Hence, when Juliet innocently reveals her feelings for Romeo, who “bescreened in night” ungentlemanly lets her profess her love for him, suddenly she finds herself in an unknown, dangerous land where distance has become closeness. Furthemore, she had ended her speech with an ambiguous and dangerous:” take all myself” (soul, body or both?). All the rules of courtly love have been crushed and she is unprepared to play the new game. ” What will Romeo think of me now?” she thinks and blushes. Well, Romeo is a smart guy and he likes playing the role of the bold lover. He wishes somehow to reassure Juliet for his temerity and apparently doesn’t seem to give consequence to what he has just heard, but his words reveal that he is well aware of the change of scenario, especially when he addresses her.
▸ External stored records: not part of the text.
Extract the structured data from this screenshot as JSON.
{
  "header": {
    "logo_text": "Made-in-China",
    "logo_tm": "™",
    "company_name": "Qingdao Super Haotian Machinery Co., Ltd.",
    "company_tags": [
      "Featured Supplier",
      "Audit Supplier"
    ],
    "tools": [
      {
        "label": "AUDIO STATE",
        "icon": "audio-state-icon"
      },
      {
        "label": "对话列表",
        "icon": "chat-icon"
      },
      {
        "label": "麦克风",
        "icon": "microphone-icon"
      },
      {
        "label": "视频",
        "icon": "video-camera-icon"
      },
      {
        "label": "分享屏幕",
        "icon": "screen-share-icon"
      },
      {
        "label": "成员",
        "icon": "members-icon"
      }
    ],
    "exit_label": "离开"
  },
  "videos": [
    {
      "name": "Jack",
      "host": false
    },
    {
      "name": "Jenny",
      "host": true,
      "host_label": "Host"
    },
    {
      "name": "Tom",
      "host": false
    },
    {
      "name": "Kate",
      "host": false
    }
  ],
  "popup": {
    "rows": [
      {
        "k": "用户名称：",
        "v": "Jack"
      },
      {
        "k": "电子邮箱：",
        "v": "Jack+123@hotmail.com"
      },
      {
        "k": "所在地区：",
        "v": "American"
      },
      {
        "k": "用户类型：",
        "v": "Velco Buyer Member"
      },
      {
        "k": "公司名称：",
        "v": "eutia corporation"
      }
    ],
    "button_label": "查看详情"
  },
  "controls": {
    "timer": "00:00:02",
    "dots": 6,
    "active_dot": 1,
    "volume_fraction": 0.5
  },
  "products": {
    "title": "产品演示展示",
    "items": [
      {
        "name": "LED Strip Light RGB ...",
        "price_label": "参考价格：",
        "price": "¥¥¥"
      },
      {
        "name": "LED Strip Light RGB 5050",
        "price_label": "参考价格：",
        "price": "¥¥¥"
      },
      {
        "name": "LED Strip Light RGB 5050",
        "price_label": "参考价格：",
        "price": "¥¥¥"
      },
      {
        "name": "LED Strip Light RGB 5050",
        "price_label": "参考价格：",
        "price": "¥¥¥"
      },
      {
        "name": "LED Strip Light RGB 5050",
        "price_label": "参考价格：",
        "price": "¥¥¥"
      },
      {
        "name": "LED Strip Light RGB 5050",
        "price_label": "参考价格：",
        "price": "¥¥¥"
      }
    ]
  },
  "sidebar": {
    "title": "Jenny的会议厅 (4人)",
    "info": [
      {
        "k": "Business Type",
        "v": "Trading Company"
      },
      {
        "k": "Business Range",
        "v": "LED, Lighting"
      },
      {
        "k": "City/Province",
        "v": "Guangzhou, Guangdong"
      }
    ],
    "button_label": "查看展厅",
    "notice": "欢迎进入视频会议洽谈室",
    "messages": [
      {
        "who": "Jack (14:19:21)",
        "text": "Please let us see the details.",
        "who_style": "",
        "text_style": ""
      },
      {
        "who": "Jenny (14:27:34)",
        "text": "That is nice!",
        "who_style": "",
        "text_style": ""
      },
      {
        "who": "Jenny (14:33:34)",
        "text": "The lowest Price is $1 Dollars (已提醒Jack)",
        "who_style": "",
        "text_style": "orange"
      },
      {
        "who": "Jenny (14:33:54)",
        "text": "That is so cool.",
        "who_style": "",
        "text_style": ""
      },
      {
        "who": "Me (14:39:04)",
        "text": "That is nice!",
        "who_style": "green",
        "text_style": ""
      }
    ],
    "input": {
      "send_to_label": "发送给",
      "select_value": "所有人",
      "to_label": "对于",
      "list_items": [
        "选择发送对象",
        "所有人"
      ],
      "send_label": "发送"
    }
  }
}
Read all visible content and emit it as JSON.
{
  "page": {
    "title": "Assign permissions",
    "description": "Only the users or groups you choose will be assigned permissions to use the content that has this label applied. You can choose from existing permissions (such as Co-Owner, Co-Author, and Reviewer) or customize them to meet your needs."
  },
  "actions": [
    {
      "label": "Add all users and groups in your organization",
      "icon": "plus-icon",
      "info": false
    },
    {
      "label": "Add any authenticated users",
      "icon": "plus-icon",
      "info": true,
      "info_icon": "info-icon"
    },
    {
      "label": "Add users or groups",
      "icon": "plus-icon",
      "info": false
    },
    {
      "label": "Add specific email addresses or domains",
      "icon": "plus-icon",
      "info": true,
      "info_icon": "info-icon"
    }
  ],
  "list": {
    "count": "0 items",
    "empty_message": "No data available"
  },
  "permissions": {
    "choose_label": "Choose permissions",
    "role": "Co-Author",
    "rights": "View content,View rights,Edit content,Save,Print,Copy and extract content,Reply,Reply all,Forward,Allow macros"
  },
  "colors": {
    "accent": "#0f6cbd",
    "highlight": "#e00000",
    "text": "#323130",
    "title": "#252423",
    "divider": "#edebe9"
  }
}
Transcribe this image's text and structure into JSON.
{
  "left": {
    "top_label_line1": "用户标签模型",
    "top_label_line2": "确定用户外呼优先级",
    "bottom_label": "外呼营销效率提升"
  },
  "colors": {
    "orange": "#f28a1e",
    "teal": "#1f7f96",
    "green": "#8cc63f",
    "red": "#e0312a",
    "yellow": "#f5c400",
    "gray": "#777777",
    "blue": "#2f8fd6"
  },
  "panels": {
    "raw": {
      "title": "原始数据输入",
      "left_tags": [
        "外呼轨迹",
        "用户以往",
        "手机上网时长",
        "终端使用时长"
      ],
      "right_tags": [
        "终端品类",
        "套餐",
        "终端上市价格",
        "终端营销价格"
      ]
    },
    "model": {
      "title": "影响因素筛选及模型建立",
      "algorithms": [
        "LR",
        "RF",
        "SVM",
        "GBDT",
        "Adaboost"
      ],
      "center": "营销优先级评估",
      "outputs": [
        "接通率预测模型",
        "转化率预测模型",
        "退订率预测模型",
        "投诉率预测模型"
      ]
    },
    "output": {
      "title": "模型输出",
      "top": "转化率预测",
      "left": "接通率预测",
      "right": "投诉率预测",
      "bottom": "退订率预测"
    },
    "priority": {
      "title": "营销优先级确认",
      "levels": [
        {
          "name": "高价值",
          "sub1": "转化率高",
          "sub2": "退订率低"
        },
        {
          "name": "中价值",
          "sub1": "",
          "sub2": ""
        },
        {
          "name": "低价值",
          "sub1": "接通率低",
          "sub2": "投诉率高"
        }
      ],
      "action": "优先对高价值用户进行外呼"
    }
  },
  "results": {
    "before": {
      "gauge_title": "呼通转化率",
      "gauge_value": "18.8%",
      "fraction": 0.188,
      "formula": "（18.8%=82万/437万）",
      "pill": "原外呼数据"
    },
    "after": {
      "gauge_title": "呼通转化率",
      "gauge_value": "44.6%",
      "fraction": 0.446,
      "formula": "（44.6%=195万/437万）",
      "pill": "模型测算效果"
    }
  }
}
Before hearing Juliet’s words, Romeo had called her “angel“, that is perfectly in line with the given canons. The first time he speaks to her, she becomes “saint“, therefore preserving the requested idea of unattainability, but after a while Romeo names her “maid“, which is still good, because he surely means: virgin, untouched, but undoubtedly a “maid” is more accessible than a “saint”. It ‘s only when Romeo, in one of his wordy metaphors, refers to her as “merchandise” that a very alarmed Juliet understands that this love match is unfair and decides not to “dwell on form” . She urges Romeo to speak clearly and swear love to her, only in this way the match will be more even. Juliet is only looking for a sincere, direct “I love you too” but at this point Romeo doesn’t seem so confident without the courtly lover repertoire, he babbles some nonsense like “Lady, by yonder blessed moon I vow,That tips with silver all these fruit-tree tops….” and it is only when a disappointed Juliet pretends to go away that Romeo somehow gives the answer she is awaiting for. Game over.